TiCDC CDC:ErrSnapshotLostByGC Error, gc-ttl Configuration 172800, gc_safe_point Keeps Advancing

Note:
This topic has been translated from a Chinese forum by GPT and might contain errors.

Original topic: TiCDC CDC:ErrSnapshotLostByGC报错,gc-ttl配置 172800 ,gc_safe_point 一直再推进

| username: Jeff-Ye

【TiDB Usage Environment】Production
【TiDB Version】v5.4.0
【Encountered Problem】
An exception of oversized messages occurred at 3 AM on the 18th and was not handled in time.
After adjusting parameters around 2 PM, an error ErrSnapshotLostByGC was reported. The task could not continue.
[CDC:ErrSnapshotLostByGC] fail to create or maintain changefeed due to snapshot loss caused by GC. checkpoint-ts 434656888387272706 is earlier than or equal to GC safepoint at 434667331771695104"

【Documentation Description】
The downstream continued to be abnormal, and TiCDC failed multiple retries.
In this scenario, TiCDC will save task information. Since TiCDC has already set the service GC safepoint in PD, data after the synchronization task checkpoint will not be cleaned by TiKV GC within the effective period of gc-ttl.

gc-ttl: 172800

Why was the data GC’d so quickly, and are there any other parameters to control this?

【Reproduction Path】What operations were performed to cause the problem
【Problem Phenomenon and Impact】
【Attachments】


If the question is about performance optimization or fault troubleshooting, please download the script and run it. Please select all and copy-paste the terminal output results for upload.
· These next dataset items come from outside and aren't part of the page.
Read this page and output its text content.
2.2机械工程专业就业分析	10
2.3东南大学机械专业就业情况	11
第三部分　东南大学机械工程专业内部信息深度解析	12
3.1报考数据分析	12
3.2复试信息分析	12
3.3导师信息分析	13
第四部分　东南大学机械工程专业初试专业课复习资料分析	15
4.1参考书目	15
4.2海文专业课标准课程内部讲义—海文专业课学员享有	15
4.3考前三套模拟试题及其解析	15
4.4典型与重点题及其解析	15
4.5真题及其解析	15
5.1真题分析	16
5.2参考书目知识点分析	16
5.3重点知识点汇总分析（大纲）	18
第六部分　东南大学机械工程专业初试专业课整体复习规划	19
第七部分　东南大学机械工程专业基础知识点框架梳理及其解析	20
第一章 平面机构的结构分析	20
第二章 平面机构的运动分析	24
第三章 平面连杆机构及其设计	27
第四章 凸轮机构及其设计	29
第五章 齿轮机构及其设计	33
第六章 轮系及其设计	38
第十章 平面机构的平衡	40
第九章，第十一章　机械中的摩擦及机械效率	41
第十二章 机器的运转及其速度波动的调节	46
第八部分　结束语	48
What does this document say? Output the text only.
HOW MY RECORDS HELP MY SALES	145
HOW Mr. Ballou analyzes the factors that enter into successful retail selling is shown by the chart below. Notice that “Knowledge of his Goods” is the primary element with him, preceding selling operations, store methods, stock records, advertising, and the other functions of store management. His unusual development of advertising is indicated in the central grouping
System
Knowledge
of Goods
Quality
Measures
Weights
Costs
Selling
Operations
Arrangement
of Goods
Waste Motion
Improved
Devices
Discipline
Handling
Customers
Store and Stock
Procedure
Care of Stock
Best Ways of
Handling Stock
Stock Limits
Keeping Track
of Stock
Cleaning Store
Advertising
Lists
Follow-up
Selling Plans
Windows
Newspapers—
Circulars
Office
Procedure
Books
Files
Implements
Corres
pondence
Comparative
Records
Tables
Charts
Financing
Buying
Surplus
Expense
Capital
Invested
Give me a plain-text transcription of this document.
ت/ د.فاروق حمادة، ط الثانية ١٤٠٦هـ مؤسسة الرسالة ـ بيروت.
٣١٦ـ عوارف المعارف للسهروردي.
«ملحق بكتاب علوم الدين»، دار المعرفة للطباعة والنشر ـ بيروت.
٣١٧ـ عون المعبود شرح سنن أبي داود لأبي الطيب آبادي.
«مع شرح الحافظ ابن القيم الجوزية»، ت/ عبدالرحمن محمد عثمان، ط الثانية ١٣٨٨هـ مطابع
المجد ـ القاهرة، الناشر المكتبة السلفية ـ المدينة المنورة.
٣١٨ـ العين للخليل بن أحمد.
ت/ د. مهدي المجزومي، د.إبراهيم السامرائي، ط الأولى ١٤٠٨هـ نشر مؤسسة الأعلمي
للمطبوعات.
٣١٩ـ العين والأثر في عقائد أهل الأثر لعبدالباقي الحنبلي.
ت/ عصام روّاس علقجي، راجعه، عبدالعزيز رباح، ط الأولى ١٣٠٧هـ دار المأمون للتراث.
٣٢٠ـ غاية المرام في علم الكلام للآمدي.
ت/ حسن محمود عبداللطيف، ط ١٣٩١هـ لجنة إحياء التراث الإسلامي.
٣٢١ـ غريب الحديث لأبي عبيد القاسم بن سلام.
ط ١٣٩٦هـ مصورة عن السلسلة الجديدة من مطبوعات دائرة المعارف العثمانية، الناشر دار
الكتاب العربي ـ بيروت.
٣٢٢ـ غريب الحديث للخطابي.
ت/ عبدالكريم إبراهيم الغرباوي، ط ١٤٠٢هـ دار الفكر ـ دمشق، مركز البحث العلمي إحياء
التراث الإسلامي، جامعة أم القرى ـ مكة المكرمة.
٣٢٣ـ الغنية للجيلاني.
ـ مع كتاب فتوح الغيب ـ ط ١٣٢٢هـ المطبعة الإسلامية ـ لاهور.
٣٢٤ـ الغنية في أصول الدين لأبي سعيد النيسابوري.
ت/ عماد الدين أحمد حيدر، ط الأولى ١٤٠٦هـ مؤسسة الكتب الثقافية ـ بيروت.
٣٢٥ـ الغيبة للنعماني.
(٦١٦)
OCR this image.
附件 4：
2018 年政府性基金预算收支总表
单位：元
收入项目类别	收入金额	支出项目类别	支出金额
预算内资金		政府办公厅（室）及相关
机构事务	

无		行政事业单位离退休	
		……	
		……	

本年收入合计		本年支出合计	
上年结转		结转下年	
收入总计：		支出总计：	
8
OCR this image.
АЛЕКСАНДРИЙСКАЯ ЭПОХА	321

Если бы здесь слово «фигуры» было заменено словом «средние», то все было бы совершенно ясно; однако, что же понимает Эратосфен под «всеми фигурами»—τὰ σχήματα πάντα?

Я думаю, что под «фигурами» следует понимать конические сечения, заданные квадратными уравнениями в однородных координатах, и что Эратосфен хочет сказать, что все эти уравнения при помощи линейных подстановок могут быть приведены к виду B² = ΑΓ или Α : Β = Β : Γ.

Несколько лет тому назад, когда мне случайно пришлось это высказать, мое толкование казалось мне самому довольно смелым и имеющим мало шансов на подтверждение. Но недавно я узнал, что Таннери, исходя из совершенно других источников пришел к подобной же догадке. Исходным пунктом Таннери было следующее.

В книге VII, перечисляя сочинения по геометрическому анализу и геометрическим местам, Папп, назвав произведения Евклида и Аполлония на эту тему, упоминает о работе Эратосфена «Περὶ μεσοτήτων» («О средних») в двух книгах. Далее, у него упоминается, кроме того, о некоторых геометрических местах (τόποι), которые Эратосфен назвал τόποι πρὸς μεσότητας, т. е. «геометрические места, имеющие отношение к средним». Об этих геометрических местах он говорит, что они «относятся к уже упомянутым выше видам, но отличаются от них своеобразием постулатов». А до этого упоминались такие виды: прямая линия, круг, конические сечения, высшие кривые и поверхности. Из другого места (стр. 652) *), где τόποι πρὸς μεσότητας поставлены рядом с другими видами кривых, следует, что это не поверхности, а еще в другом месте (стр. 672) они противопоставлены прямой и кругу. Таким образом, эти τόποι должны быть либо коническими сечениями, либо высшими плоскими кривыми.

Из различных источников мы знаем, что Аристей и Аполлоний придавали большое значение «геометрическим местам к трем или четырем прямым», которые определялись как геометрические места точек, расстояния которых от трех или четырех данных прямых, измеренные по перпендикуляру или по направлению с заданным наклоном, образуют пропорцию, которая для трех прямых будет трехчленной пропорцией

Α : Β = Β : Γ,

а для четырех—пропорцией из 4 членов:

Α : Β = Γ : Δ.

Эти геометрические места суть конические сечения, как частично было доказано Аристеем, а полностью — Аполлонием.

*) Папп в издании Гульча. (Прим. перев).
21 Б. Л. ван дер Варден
| username: 箱子NvN | Original post link

The tidb_gc_life_time was introduced starting from version v5.0.

  • Scope: GLOBAL
  • Persisted to the cluster: Yes
  • Default value: 10m0s
  • Range: [10m0s, 8760h0m0s]
  • This variable is used to specify the retention period for data during each garbage collection (GC). The variable value is in Go’s Duration string format. During each GC, the safe point is determined by subtracting the value of this variable from the current time.
| username: 箱子NvN | Original post link

There are also some other parameters related to GC that you can check in the official documentation. The link is as follows:

After opening it, just search for GC.

| username: songxuecheng | Original post link

During the interruption, the data was already cleaned up due to the too short tidb_gc_life_time, which caused this issue.

| username: neilshen | Original post link

Please provide the PD leader logs to investigate the issue.

| username: Jeff-Ye | Original post link

pd.log.tar.gz (7.4 MB)

| username: Jeff-Ye | Original post link

After adjusting the tidb_gc_life_time parameter, it seems to be normal.

| username: system | Original post link

This topic was automatically closed 60 days after the last reply. New replies are no longer allowed.